The second base market is thin
The state of second base across Major League Baseball is weak entering 2026. The number of true stars at the position has dwindled to a precious few. That makes players like Chisholm even more valuable.
The Yankees’ internal depth at the position consists of Jose Caballero, Amed Rosario and Oswaldo Cabrera. All are quality backups or second-division starters. None come close to matching what Chisholm provides.
Top prospect George Lombard Jr. could eventually man the middle infield. But he is just 20 years old and has not reached Triple-A yet. He is not ready to replace an All-Star in 2026.
Anthony Volpe’s injury complicates matters

There is another factor at play. Shortstop Anthony Volpe recently underwent shoulder surgery. He is expected to start the 2026 season on the injured list.
That means Caballero will likely open the year at shortstop. Trading Chisholm would leave the Yankees dangerously thin in the middle infield. The risk simply is not worth any potential return.
Rosario was recently signed but primarily as a platoon option against left-handed pitching. He cannot carry everyday duties at second base.
Trading Chisholm never made full sense
Even if the Yankees had signed Bichette, a Chisholm trade was not a slam dunk. Bichette has struggled defensively at shortstop throughout his career. Moving him to second base while keeping Chisholm at the position would have created lineup flexibility.
Bichette could have easily taken over third base. That would have pushed McMahon, who was acquired in a trade last season, to a bench role. The lineup would have been stronger with all three players rather than without Chisholm.
McMahon is earning significant money to man third base. But elite production matters more than positional fit when October arrives.
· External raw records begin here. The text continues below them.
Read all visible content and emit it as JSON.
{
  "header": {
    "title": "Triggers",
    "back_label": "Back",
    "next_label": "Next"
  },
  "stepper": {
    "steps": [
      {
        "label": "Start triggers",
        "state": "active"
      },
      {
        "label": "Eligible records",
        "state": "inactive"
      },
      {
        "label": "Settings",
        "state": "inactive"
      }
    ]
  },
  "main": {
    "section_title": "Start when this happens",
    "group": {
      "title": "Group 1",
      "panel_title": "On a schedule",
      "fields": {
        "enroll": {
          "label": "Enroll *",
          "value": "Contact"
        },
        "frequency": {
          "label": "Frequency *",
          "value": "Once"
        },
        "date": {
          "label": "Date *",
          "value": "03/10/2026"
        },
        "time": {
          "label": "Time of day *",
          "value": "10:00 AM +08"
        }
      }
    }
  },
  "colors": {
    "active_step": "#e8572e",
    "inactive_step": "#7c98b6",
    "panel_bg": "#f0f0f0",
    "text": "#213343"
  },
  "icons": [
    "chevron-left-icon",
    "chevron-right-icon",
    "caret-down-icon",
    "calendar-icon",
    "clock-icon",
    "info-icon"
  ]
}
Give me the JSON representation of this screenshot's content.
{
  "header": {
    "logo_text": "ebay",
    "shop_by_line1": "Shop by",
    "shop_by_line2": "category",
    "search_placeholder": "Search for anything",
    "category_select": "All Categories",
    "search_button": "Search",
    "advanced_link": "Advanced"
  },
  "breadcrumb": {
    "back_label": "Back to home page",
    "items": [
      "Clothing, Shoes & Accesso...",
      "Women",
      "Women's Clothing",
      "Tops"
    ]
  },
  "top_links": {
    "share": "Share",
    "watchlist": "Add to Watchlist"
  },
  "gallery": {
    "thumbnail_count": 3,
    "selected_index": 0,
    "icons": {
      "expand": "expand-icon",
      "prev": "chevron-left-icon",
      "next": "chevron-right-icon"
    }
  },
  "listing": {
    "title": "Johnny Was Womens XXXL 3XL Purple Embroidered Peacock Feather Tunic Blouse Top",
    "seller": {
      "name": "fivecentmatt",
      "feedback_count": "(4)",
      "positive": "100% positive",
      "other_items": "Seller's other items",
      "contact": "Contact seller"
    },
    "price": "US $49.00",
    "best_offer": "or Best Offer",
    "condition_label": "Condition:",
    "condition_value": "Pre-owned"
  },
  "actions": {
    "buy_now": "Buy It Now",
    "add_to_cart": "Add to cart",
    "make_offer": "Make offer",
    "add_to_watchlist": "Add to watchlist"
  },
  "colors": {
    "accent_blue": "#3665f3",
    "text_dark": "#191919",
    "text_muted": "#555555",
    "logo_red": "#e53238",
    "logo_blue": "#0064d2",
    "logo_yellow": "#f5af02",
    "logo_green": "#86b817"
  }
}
The remaining gaps in the Bronx
With Chisholm’s future seemingly decided, the Yankees can now focus on filling other roster holes. The most glaring need sits in left field. Cody Bellinger remains unsigned as free agency drags on. Jasson Dominguez and Spencer Jones are options but are unproven at the major league level.
The Yankees also need starting pitching depth. Gerrit Cole, Carlos Rodon and Clarke Schmidt are all recovering from elbow surgeries. The recent trade for Ryan Weathers from the Marlins helped. More arms would not hurt.
Chisholm will anchor second base for at least one more season. Whether he returns beyond 2026 is a question for another day. But the trade speculation that dominated the winter? That chapter has officially closed.
He can use this contract year to play his way into a new deal. If he replicates his 2025 numbers, the Yankees may have no choice but to pay up. The alternative is watching him walk to a rival for nothing.